Other countries’ carbon taxes feature border adjustments for the same reason their VAT regimes do. Both are destination-based charges. A carbon-intensive product that is exported should receive a rebate, knowing that it will pick up the appropriate charge once it enters the destination jurisdiction. This avoids duplication. In fact, the overall design of the CBAM loosely resembles a VAT regime, except that the tax base is narrower — it relates to a good’s carbon footprint rather than the incremental value added through each stage of production.
The problem for policy wonks is that what’s being discussed in Washington leaves out the carbon tax itself. That’s a heck of an omission.

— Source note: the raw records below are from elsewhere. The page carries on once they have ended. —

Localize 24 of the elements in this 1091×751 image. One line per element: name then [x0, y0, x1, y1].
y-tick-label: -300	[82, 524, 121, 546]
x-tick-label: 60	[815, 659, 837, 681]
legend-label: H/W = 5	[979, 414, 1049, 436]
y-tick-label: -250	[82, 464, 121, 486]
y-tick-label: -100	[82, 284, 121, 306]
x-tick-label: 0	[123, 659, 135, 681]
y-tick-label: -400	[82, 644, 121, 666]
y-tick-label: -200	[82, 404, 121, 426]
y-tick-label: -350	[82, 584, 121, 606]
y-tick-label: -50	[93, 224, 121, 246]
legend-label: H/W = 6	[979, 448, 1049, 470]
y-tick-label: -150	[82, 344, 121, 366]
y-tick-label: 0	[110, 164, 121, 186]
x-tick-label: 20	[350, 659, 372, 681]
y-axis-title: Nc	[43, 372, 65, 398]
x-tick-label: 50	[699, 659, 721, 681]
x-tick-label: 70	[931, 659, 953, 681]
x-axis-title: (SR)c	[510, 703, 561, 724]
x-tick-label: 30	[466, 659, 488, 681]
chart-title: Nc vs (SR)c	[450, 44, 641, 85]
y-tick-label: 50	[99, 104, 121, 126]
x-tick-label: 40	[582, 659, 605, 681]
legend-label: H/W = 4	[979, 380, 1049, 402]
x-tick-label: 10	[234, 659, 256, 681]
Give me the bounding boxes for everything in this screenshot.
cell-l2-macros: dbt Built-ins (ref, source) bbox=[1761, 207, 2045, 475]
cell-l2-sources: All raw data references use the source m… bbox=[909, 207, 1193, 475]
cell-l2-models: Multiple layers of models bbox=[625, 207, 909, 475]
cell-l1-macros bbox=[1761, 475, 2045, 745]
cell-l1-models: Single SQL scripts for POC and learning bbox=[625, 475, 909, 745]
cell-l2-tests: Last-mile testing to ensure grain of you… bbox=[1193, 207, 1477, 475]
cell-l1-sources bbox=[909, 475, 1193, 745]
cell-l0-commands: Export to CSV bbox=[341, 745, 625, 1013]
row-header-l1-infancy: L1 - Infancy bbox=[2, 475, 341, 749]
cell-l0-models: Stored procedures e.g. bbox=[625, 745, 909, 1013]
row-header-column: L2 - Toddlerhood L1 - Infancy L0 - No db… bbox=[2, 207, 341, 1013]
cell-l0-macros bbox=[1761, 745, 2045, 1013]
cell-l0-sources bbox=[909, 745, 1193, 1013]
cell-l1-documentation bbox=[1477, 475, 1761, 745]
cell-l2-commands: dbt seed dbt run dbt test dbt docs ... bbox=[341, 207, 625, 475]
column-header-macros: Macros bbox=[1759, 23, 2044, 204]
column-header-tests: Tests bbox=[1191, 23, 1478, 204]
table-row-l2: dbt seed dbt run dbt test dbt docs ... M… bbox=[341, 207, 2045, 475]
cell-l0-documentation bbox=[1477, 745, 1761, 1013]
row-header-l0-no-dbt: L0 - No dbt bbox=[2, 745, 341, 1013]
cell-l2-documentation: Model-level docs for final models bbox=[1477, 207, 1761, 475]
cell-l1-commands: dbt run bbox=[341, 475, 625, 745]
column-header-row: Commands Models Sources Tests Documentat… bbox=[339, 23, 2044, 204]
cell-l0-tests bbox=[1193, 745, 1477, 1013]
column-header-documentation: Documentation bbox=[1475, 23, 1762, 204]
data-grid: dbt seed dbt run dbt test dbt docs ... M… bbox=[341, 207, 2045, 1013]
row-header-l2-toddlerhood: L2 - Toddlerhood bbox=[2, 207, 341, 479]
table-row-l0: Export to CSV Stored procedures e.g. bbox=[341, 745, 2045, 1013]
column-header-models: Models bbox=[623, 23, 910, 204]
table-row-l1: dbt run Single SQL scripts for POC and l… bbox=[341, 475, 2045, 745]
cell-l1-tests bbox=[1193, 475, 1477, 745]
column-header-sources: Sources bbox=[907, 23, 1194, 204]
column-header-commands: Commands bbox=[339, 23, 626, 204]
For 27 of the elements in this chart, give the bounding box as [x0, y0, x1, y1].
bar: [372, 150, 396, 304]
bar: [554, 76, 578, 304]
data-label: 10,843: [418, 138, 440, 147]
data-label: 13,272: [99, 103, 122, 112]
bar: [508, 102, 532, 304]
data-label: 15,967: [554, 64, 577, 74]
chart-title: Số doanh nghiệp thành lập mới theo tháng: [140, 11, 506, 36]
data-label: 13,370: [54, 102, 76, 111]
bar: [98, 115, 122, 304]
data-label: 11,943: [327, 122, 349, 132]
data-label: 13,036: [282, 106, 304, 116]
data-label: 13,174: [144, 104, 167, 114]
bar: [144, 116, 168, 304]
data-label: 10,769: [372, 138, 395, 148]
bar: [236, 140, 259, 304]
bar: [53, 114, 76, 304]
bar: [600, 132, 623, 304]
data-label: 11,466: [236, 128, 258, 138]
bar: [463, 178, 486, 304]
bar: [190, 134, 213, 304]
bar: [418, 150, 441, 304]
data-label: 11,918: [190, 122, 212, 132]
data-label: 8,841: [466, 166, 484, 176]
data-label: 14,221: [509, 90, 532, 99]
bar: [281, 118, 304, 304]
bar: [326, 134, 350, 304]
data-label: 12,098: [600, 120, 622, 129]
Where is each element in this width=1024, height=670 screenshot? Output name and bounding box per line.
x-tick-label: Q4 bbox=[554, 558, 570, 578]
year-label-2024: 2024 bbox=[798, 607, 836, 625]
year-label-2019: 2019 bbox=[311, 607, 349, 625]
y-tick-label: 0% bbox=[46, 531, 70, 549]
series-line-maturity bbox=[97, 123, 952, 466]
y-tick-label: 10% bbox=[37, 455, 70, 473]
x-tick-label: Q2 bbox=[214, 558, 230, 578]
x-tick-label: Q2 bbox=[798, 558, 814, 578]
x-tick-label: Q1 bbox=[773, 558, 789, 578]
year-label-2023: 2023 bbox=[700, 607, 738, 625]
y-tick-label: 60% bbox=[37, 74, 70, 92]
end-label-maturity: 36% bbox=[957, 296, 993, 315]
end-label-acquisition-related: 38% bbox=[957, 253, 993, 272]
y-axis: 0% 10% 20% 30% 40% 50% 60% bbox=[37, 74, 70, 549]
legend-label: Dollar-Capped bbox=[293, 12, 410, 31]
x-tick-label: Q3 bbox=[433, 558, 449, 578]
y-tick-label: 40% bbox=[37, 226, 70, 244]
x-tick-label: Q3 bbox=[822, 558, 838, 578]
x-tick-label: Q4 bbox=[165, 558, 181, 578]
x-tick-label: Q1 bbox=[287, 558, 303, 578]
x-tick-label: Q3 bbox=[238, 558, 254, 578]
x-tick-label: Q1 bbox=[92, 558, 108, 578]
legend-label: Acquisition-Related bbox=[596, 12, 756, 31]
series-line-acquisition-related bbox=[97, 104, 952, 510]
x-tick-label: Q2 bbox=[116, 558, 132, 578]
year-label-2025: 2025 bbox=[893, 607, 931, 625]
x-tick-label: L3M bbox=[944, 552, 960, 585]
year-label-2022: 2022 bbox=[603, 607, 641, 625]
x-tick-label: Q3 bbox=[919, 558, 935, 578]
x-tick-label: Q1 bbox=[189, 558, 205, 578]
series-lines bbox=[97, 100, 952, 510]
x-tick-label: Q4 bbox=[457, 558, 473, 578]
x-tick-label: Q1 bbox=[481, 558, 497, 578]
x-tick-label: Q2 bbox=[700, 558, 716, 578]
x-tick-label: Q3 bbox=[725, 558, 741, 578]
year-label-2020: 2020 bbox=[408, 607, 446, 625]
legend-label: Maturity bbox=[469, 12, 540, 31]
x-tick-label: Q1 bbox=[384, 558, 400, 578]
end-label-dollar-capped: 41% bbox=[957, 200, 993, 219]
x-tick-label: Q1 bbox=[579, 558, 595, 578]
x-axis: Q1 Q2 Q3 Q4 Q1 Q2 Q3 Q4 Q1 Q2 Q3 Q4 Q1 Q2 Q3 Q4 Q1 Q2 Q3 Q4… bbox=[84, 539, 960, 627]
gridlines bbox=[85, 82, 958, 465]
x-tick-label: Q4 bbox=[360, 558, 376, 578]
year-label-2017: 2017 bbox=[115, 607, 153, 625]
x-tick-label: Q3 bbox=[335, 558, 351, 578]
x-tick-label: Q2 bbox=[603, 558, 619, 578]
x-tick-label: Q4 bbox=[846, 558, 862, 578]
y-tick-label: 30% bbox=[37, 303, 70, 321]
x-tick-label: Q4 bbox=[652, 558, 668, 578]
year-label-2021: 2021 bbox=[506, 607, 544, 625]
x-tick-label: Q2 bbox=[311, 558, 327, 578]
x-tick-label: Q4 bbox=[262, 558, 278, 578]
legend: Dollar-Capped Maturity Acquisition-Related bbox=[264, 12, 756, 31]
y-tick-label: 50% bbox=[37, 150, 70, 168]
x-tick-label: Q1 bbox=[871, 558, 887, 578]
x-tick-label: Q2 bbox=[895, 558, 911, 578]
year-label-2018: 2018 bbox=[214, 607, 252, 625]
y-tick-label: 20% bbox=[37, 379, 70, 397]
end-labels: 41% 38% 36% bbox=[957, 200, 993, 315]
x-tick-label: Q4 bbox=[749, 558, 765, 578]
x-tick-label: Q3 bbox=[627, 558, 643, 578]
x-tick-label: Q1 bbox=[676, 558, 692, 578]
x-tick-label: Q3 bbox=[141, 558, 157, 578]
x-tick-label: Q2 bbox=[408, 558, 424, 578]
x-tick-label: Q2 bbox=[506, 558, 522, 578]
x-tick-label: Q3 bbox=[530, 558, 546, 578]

For something to qualify as a legitimate border adjustment, there needs to be a domestic carbon tax structure behind it. That’s noticeably lacking here.
Advocates of the measure claim that it can be justified because of the costly array of environmental regulations that U.S. manufacturers must contend with — and which are absent in lightly regulated places such as China. What the United States lacks in a domestic carbon tax is effectively made up for by regulatory compliance costs. This conflates tax costs with nontax costs in a way that our trade partners will not appreciate. In this sense, the thing that our border adjustment would be compensating for is that other countries' producers aren’t subject to Environmental Protection Agency regulations.
That’s a stretch. Again, the carbon border adjustment is just a tariff, plain and simple. And it might violate WTO obligations depending on how it’s structured.
That being said, a lot of people would argue that there’s a rational place for tariffs in a country’s trade policy. And if Congress eventually chooses to go the route of more tariffs aimed at China, that’s its prerogative. But let’s not mislabel our tariffs in the hope that people will think they’re something they’re not.